A slimmed-down Kodak announced on Tuesday that it had emerged from bankruptcy protection and would specialize in technology focused on imaging for businesses.
During a 20-month bankruptcy reorganization, Kodak divested many of its most iconic businesses, including its retail film products, its photography paper products and about 105,000 kiosks worldwide.
The company’s re-emergence opens a new chapter for an enterprise that helped launch photography for the masses in the 20th century, but stumbled amid the digital revolution. The newly remade Kodak now has about 8,500 employees, a Kodak spokesman said, down from 120,000 workers in 1973. The new company has manufacturing and technology centers in 10 countries and sells products in more than 130 countries.
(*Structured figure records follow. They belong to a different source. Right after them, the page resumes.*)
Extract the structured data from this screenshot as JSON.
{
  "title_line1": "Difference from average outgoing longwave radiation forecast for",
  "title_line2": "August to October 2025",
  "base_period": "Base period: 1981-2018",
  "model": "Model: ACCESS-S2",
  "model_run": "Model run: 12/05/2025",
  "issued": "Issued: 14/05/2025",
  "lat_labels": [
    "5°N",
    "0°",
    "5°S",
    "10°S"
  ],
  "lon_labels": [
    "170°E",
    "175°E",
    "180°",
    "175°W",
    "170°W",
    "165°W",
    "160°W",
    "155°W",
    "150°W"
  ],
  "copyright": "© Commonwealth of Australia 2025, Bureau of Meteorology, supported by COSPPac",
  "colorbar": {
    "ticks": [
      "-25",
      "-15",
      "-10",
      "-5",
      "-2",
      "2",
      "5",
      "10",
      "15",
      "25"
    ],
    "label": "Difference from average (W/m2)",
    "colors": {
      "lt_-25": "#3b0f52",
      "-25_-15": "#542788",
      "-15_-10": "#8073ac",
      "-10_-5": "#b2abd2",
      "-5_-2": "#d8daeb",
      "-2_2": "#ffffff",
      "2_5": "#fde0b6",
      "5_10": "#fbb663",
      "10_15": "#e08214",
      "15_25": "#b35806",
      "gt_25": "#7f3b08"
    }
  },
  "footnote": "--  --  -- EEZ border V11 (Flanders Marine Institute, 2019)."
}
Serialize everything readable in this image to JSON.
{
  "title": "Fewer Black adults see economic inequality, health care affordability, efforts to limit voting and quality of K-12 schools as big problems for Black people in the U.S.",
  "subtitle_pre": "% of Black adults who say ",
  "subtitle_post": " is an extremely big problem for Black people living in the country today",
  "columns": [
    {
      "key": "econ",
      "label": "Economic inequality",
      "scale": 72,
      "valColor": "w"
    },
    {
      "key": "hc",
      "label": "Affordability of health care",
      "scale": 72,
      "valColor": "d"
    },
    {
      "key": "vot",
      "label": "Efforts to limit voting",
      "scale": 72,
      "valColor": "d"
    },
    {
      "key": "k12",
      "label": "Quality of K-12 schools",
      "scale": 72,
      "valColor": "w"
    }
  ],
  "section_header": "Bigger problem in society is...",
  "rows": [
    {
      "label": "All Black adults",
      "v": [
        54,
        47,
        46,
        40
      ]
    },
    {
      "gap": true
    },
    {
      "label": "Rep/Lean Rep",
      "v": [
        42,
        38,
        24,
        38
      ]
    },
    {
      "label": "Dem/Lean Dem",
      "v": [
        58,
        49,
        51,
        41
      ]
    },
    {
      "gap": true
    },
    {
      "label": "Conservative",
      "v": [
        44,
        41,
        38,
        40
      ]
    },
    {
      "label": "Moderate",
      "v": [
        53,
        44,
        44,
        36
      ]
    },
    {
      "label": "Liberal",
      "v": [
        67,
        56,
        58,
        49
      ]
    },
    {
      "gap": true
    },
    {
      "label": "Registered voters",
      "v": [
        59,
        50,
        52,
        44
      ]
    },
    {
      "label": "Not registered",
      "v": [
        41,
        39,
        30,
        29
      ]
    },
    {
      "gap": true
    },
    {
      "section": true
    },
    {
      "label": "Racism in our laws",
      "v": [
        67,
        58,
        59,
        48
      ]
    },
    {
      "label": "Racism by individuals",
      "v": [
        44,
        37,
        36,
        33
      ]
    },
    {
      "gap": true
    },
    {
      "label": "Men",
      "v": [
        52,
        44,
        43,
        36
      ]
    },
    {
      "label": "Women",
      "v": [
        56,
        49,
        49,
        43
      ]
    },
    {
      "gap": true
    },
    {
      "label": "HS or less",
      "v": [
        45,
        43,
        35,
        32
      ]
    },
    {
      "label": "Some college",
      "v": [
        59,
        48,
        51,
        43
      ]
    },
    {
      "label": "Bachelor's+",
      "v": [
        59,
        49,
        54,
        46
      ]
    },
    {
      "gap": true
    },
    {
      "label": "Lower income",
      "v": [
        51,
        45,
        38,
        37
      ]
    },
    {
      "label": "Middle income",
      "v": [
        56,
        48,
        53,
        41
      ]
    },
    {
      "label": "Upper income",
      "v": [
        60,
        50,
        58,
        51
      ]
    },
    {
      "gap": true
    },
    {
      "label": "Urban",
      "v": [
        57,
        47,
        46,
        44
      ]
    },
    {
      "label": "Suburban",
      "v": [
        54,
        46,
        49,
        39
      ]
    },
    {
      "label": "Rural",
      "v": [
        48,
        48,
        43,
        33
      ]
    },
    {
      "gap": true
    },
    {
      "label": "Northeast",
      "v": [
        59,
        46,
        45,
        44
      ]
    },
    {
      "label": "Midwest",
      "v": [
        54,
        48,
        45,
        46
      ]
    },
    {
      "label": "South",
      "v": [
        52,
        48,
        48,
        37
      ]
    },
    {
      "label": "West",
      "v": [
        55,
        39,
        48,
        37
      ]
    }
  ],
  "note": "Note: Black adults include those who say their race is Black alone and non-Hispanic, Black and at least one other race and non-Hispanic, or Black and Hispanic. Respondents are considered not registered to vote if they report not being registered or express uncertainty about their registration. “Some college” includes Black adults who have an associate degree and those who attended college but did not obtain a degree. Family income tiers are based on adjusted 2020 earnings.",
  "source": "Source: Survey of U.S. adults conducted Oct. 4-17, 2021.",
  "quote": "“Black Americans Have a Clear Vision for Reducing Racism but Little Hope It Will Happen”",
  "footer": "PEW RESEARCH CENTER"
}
“We have emerged as a technology company serving imaging for business markets — including packaging, functional printing, graphic communications and professional services,” Kodak chief executive Antonio Perez said in a statement.
“We are setting a trajectory for profitable growth,” Perez said. “We have the right technology at the right time as printing markets increasingly transition to digital.”
The company has net cash of US$695 million above its net debt, a Kodak spokesman said.
Kodak divested many of its operations during the bankruptcy. In the biggest deal, Kodak sold its personalized and document imaging business to the UK Kodak Pension Plan (KPP), its largest creditor.
Under the agreement, announced in April, the pension plan agreed to pay Kodak US$650 million in exchange for the settlement of US$2.8 billion in claims against Kodak. KPP is housing the products under a new company known as Kodak Alaris.
The operation will have about 4,700 employees in about 30 countries, a KPP news release said.
Kodak also divested its digital imaging patents for US$525 million
A New York bankruptcy court had approved Kodak’s reorganization plan on August 20, but the company said at the time it still had some final steps before exiting Chapter 11 bankruptcy protection.
Kodak said on Tuesday it had completed the spinoff of assets to the UK Kodak Pension Plan, closed an agreement for US$695 million in financing and obtained US$406 million in new equity investments from unsecured creditors.
Kodak filed for bankruptcy protection from its creditors in January last year, after 131 years in business, as the company fell behind rivals in digital photography.